This example will use R to download American Community Survey summary file tables using the tidycensus package. The goal of this example is to illustrate how to download data from the Census API using R, how to create basic descriptive maps of attributes and how to construct a change map between two time periods.
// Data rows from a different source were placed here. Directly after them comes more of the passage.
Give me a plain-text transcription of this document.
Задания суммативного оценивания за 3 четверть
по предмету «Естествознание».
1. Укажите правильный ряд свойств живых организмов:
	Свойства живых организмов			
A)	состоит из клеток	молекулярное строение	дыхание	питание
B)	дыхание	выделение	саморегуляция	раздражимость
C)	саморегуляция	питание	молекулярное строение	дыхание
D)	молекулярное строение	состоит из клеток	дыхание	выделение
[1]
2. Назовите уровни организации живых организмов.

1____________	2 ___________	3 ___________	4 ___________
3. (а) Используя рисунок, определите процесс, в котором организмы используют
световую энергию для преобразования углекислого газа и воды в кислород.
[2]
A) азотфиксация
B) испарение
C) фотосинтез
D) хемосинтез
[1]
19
The example will use data from San Antonio, Texas from the American Community Survey summary file. Sys.setenv(CENSUS_KEY="“) readRenviron(”~/.Renviron“) Sys.getenv(”CENSUS_KEY")
library(tidycensus)
library(tidyverse)
## ── Attaching packages ─────────────────────────────────────── tidyverse 1.3.0 ──
## ✓ ggplot2 3.3.3 ✓ purrr 0.3.4
## ✓ tibble 3.0.3 ✓ dplyr 1.0.3
## ✓ tidyr 1.1.1 ✓ stringr 1.4.0
## ✓ readr 1.3.1 ✓ forcats 0.5.0
## ── Conflicts ────────────────────────────────────────── tidyverse_conflicts() ──
## x dplyr::filter() masks stats::filter()
## x dplyr::lag() masks stats::lag()
library(sf)
## Linking to GEOS 3.8.1, GDAL 3.1.4, PROJ 6.3.1
library(tmap)
v10_Profile <- load_variables(2011, "acs5/profile", cache = TRUE) #demographic profile tables
v19_Profile <- load_variables(2019, "acs5/profile", cache = TRUE) #demographic
#Search for variables by using grep()
v10_Profile[grep(x = v10_Profile$label, "VACANT", ignore.case = TRUE), c("name", "label")]
## # A tibble: 2 x 2
## name label
## <chr> <chr>
## 1 DP04_0003 Estimate!!HOUSING OCCUPANCY!!Vacant housing units
## 2 DP04_0003P Percent!!HOUSING OCCUPANCY!!Vacant housing units
v19_Profile[grep(x = v19_Profile$label, "VACANT", ignore.case = TRUE), c("name", "label")]
## # A tibble: 2 x 2
## name label
## <chr> <chr>
## 1 DP04_0003 Estimate!!HOUSING OCCUPANCY!!Total housing units!!Vacant housing u…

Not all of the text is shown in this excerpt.